11
1Ocurrió que cuando Jesús había terminado de dar indicaciones a sus doce discípulos, partió de allí para enseñar y predicar en las ciudades. 2Cuando Juan escuchó en prisión de las obras de Cristo, envió a dos de sus discípulos 3a decirle, «¿Eres tu el que viene, o debemos buscar[[97]] otro?»
4Jesús les contestó, «Vayan y díganle a Juan las cosas que escuchan y ven: 5los ciegos reciben su vista, los minusválidos caminan, los leprosos son limpiados, los sordos oyen, los muertos son resucitados, y la buena nueva es predicada a los pobres[[98]]. 6Bendito aquel que no encuentra ocasión para dudar de mi[[99]].
7Mientras se iban por su camino, Jesús comenzó a hablarles a las multitudes sobre Juan «¿Qué fueron a ver al desierto? ¿Una caña movida por el viento? 8¿Pero qué fueron a ver? ¿Un hombre en suaves vestidos? Observen, que quienes visten vestidos suaves están en las casas de los reyes. 9¿Pero que fueron a ver? ¿A ver un profeta? Si, y les digo, mucho más que un profeta. 10Porque este es aquel de quien está escrito, `Observa, envió mi mensajero antes de tu gracia, quien preparará[[100]] el camino antes de ti.´ 11Con seguridad les digo, entre aquellos que han nacido de mujer no ha aparecido alguien más grande que Juan el Bautista; y aún así el que es menos en el Reino de Dios es más grande que él. 12Desde los días de Juan el Bautista hasta ahora, el Reino de Dios sufre violencia, y los violentos lo toman a la fuerza[[101]]. 13Pues todos los profetas y la ley profetizaron hasta Juan. 14Si ustedes desean recibirlo, este es Elías, quien está por venir. 15Quien tenga oídos para escuchar, que escuche.
16«Pero ¿con qué compararé a esta generación? Es como niños que se sientan en la plaza, llaman a sus compañeros 17y dicen, `Tocamos la flauta para ustedes, y ustedes no bailaron. Lloramos por ustedes, y ustedes no se lamentaron[[102]].´ 18Pues Juan vino sin comer ni beber y ellos dijeron, `Tiene un demonio.´ 19El Hijo del Hombre vino comiendo y bebiendo y ellos dijeron, `¡Observen, un glotón y bebedor, un amigo de los recolectores de impuestos y de los pecadores!´ Pero la sabiduría se reconoce por sus obras[[103]].»

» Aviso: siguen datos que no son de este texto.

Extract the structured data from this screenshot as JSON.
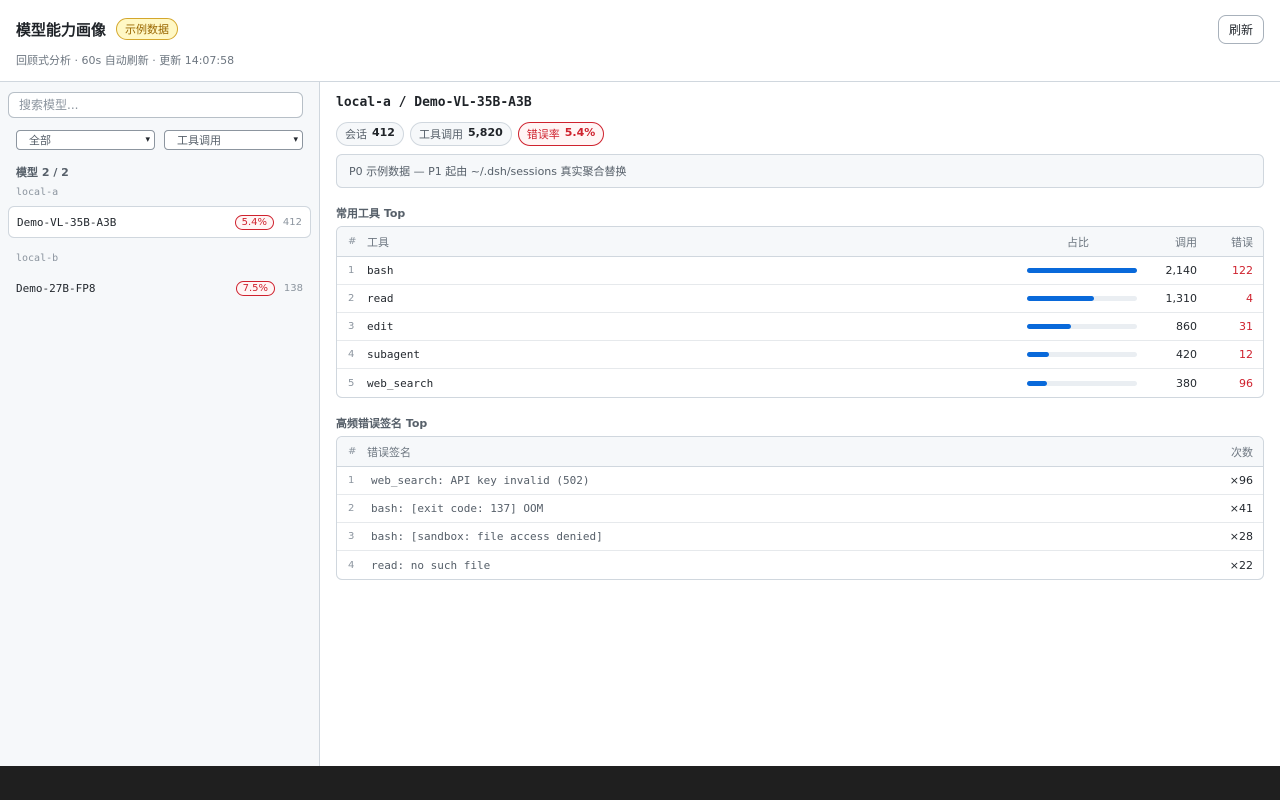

20Entonces comenzó a denunciar a las ciudades en las que había hecho la mayoría de sus obras poderosas, porque no se arrepentían. 21«¡Pobre de ti, Corazín![[104]] ¡Pobre de ti, Betsaida! Pues si las obras poderosas que se han hecho en ustedes se hubieran hecho en Tiro y Sidón, la gente[[105]] se habría arrepentido hacia tiempo en camisas de penitencia y cenizas. 22Pero les digo, será más tolerable para Tiro y Sidón en el día del juicio que para ustedes. 23Tu, Capernaum, que eres exaltada hasta el cielo, bajarás al infierno. Pues si las poderosas obras que se han hecho en ti se hubieran hecho en Sodoma, habría permanecido hasta estos días. 24Pero les digo que será más tolerable para la tierra de Sodoma en el día del juicio que para ustedes.»
25En ese momento, Jesús dijo, «Te agradezco, Padre, Señor del cielo y la tierra, que escondes estas cosas al sabio y al entendido, y las revelas a los niños[[106]]. 26Si, Padre, pues así fue agradable a tu vista. 27Todo me ha sido enviado por mi Padre. Nadie conoce al Hijo, excepto el Padre, y nadie conoce al Padre, excepto el Hijo, y aquel a quien el Hijo desea revelárselo.
28«Vengan a mi, todos ustedes que trabajan y llevan pesadas cargas, y les daré descanso. 29Tomen mi yugo sobre ustedes, y aprendan de mi, pues yo soy tranquilo y humilde de corazón; y ustedes encontrarán descanso para sus almas. 30Pues mi yugo es fácil[[107]], y mi carga es liviana.»
12
1En ese tiempo, Jesús fue el día sabático por los campos de granos. Sus discípulos estaban hambrientos y comenzaron a arrancar granos y a comer. 2Pero cuando los fariseos los vieron, le dijeron, «Observa, tus discípulos hacen algo que no es permitido hacer en el día sabático.»